On Wed, Dec 04, 2013 at 05:08:48AM -0800, Christoph Hellwig wrote:
> On Wed, Dec 04, 2013 at 11:10:30AM +1100, Dave Chinner wrote:
> > The simple fact is that if we ever want to do concurrent directory
> > read operations, we have to take the ilock in readdir() to ensure we
> > can serialise correctly against modifications because the i_mutex
> > can't be used to do that. So, really, I'm not against the fix you
> > proposed - I'm just trying to understand why it is necessary right
> > now....
I understand. ;)
Dave, you are correct in guessing that this bug was found with CXFS. No DMF on
this one though. Unfortunately it is not reproduceable at will.
> Some comments from the person who authered that old comment that removed
> the ilock:
> - as far as I can tell that was not intentional. I'm usually pretty
> good at recording such things in the changelog if I do it
That was my impression too.
> - relying on the open function to read in the extent list seems
> potentially dangerous.
...because open doesn't take i_mutex, I think. So today even though
xfs_dir_open does take the ilock to read in the extent list (D'oh, I'd missed
that it reads it in), there is no exclusion with readdir.
> We generally try to make sure all the
> functions using it read it in if needed including the proper
> locking. If we want to avoid that for some reason like in the
> writeback path we at least comment it and put asserts in.
> - like Dave pointed out I think things should just work for mainline
> modulo maybe the attr by handle ioctl, but it seems by accident.
> Figuring out what issues Ben sees would be useful.
- Logs indicating 'Access to block zero' on directories.
- Forced shutdowns:
In xfs_free_ag_extent, XFS_WANT_CORRUPTED_GOTO when freeing an extent
we find a section of it already in the freespace trees
- Log replay failures
xfs_free_ag_extent that's the same thing
- A report that removal of files triggers the forced shutdown.

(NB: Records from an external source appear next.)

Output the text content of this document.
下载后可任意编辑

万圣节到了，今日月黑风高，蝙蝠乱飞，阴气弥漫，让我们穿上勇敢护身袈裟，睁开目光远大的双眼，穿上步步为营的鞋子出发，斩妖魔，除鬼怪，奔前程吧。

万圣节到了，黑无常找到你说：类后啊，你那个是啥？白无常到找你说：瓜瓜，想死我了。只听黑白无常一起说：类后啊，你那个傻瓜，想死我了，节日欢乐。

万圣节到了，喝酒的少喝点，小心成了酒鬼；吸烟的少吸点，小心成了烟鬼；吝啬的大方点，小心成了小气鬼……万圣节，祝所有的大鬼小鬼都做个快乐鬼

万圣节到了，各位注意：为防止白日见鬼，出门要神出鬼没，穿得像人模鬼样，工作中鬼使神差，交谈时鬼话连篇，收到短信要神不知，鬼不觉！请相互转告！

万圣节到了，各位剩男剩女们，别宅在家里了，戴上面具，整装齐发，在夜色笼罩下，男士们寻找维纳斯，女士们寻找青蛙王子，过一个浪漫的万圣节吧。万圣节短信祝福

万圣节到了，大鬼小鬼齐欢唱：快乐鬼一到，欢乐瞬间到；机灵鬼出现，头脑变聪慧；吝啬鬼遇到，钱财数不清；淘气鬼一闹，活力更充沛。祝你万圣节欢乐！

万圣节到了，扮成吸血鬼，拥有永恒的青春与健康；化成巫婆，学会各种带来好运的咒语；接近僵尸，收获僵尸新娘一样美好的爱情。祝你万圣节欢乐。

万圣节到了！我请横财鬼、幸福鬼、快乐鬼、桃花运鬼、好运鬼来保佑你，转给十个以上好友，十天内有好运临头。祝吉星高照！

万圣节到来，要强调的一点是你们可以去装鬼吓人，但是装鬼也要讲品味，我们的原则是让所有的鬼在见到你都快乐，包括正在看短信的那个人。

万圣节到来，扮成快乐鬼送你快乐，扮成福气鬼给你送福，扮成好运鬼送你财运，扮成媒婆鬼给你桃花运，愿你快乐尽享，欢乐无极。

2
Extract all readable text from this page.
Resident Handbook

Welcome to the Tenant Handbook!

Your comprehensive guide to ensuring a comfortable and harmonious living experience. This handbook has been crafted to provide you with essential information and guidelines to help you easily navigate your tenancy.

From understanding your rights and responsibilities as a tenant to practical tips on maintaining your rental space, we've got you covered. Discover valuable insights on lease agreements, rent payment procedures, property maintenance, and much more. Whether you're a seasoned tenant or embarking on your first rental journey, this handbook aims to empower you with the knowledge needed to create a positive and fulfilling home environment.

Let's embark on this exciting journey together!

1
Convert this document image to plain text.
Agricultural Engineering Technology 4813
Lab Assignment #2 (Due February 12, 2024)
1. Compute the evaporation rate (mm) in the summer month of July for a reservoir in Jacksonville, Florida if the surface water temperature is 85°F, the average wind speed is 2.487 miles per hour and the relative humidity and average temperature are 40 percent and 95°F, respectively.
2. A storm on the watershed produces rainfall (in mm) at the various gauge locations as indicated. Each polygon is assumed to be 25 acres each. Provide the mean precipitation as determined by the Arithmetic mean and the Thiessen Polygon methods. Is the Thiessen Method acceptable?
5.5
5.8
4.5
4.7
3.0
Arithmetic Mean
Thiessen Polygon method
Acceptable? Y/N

There was a similar bug related to reading in the extent list for regular files
which is not necessary mainline. That had XFS_WANT_CORRUPTED_GOTO in
xfs_bmap_add_extent_delay_real, having found an extent in the bmbt that was
overlapping the one it was trying to convert. Maybe that is not related to
this readdir business.
We found that files with the corruption generally had very large extent lists
with small extents, and that xfs_repair wasn't cleaning up this type of
> - instead of putting the ilock back at the highest level we might want
> to push it down to the dir2 data code and only cover the actual
> critical region where we need it.
I agree it's worth considering but I'm not sure that it can be pushed much
> - xfs_iread_extents really needs an assert to make sure the ilock
> is held.
> - xfs_bmapi_read probably should have an assert as well to make
> sure the ilock is held in some way
I agree with adding the asserts, and I think the ilock should be reinstated
mainline in readdir. We do seem to have some reports on the list of freespace
btree corruption and XFS_WANT_CORRUPTED_GOTO that are not resolved.
Anyway, the open and 'attr by handle' paths do seem suspect. Looks like we're
ok in fallocate because xfs doesn't allow that on directories. I'll keep
poking around for extent list readers that don't take the i_mutex...